The complaint was filed in 2009 under the qui tam, or whistleblower provisions of the False Claims Act and similar State False Claims laws. The False Claims Act encourages private citizens to report fraud against the government by allowing them to sue on behalf of the government and receive a share of any recovery.  After the Government elected in 2010 not to intervene in the lawsuit, the whistleblowers and their legal team continued to pursue the kickback allegations against Allergan, and ultimately secured the $13 million recovery on behalf of federal and state taxpayers.      

The complaint alleged that Allergan knowingly provided valuable business consulting services, continuing medical education, and other valuable services to eye care providers throughout the United States who enrolled in Allergan's proprietary “Allergan Access” program. The primary purpose for providing these valuable services was to induce doctors to write prescriptions for Allergan's eye care products, many of which had less expensive treatment alternatives.

"We are very proud to represent two prominent and highly credentialed ophthalmologists, who had the integrity and courage to come forward.  Their efforts have saved American taxpayers many millions of dollars by putting a stop to Allergan's scheme" said Marc Raspanti, a principal at Pietragallo Gordon Alfano Bosick & Raspanti.

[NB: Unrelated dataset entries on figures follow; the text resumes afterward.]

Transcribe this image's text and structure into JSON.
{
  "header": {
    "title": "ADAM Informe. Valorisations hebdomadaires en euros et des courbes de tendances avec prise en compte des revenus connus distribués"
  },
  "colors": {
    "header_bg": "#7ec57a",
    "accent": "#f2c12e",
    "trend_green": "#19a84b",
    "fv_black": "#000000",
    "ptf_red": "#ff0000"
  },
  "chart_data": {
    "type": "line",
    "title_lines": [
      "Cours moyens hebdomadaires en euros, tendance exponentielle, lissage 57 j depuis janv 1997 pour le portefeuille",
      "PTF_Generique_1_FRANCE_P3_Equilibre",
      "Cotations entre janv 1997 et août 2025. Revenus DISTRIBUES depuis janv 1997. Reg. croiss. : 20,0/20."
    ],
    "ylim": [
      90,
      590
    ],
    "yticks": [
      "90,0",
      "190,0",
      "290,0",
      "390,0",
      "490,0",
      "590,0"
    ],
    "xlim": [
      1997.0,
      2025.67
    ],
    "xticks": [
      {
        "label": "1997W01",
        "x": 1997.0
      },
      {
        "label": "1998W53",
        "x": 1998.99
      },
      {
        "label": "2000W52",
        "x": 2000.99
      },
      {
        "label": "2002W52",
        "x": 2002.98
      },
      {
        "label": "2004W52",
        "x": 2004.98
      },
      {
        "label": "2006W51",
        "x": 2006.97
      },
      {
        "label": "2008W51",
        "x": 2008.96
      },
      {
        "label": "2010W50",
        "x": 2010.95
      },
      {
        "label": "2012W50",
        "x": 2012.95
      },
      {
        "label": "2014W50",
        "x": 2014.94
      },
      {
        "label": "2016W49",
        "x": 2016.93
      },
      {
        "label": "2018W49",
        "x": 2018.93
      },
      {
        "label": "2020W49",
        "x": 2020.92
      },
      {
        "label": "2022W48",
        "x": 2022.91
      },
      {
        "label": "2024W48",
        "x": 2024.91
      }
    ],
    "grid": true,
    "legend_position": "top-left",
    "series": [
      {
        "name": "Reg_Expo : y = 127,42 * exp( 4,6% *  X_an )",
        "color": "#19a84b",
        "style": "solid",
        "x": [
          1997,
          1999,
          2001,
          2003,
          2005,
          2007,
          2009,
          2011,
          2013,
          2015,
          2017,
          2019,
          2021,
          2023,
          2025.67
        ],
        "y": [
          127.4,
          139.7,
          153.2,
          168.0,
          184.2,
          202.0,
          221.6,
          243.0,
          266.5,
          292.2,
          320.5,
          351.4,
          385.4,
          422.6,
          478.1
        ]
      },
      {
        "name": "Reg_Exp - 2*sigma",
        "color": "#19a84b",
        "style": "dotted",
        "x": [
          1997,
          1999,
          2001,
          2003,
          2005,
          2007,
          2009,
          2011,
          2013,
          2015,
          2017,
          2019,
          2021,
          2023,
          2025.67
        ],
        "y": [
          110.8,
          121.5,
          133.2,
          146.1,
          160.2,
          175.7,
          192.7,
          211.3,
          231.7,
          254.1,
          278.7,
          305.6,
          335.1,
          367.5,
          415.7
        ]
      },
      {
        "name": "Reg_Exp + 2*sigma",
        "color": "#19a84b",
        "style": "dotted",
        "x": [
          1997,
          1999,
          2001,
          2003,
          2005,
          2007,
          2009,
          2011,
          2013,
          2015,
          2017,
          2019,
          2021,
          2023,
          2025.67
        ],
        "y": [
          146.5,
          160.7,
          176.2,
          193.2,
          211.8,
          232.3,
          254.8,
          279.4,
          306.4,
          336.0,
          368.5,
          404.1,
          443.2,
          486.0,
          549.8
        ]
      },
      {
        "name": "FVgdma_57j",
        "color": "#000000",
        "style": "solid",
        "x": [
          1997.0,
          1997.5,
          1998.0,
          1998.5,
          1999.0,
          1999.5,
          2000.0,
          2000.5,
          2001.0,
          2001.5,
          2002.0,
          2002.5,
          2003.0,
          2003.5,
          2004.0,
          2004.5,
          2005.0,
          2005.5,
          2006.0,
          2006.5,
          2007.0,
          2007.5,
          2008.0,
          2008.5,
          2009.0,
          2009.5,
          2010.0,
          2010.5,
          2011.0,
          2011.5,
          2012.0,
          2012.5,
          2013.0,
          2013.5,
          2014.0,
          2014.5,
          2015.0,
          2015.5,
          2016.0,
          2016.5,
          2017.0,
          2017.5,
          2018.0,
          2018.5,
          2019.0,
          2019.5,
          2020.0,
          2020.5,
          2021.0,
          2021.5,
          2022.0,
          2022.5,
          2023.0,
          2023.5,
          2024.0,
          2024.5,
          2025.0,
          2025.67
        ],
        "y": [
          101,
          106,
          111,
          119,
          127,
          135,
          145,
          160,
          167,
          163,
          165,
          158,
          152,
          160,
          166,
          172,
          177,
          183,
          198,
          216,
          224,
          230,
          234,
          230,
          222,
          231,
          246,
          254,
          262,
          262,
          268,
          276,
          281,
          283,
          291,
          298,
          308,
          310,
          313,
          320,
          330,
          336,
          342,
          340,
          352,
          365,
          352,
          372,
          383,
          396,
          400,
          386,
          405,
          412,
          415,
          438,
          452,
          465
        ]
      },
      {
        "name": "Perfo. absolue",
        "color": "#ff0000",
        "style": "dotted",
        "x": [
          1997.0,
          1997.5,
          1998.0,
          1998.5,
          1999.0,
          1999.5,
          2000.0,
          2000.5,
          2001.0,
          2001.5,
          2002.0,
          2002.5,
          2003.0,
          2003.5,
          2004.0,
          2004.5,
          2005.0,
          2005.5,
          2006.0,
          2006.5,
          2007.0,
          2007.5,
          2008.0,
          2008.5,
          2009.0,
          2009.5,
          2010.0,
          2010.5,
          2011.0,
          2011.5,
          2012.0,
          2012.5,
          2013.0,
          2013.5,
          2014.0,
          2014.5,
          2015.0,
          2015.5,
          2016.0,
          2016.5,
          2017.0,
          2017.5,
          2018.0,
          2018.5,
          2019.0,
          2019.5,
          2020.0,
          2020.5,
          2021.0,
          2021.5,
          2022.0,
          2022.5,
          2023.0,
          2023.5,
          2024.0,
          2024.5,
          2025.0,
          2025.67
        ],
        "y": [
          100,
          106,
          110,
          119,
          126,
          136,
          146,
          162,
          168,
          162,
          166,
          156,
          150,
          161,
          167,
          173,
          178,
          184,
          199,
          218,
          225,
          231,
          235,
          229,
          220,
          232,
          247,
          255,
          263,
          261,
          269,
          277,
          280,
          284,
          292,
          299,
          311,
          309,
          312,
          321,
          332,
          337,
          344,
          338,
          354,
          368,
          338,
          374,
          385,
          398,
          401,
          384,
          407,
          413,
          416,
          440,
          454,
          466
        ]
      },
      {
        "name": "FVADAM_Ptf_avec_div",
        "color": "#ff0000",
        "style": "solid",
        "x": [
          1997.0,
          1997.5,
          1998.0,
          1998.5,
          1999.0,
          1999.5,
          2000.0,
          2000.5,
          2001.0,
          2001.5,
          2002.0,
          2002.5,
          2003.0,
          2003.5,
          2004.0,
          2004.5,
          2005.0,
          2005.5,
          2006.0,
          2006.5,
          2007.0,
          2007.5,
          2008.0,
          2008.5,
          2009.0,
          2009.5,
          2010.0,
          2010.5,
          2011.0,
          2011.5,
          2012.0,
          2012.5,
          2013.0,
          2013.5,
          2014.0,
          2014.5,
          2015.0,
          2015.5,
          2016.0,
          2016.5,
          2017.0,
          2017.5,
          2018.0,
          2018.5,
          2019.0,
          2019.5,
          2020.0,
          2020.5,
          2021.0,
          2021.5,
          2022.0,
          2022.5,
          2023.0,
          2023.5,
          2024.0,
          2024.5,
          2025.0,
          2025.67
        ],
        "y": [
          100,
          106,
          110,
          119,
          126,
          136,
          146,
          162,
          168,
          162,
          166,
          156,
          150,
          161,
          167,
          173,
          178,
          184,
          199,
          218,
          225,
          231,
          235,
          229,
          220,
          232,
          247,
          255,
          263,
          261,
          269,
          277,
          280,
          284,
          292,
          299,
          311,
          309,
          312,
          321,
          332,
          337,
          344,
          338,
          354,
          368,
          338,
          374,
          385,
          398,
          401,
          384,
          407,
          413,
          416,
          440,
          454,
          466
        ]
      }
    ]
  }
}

“Patients deserve to know that their medical professional is making decisions based on their best interests and not because a drug company is offering incentives to steer patients to specific drugs" said David Chizewer, a principal at Goldberg Kohn.

The legal team for the two whistleblowers was led by Michael Morse and Pamela Brecht from the Pietragallo firm, and Matthew Organ from the Goldberg Kohn firm.  

The government's legal team who oversaw the settlement was led by Assistant United States Attorneys Charlene Keller Fullmer, and United States Department of Justice Trial Attorney Jennifer Cihon.  Jay Speers, Counsel to New York Attorney General, and Robert Patten, a former Assistant Attorney General for the State of Massachusetts, both played an integral role in investigating the whistleblowers’ kickback allegations against Allergan.

The lawsuit is United States of America ex rel. Herbert J. Nevyas, M.D. and Anita Nevyas-Wallace, M.D. v. Allergan, Inc., Civil Action No. 09-CV-00432 (E.D. Pa.).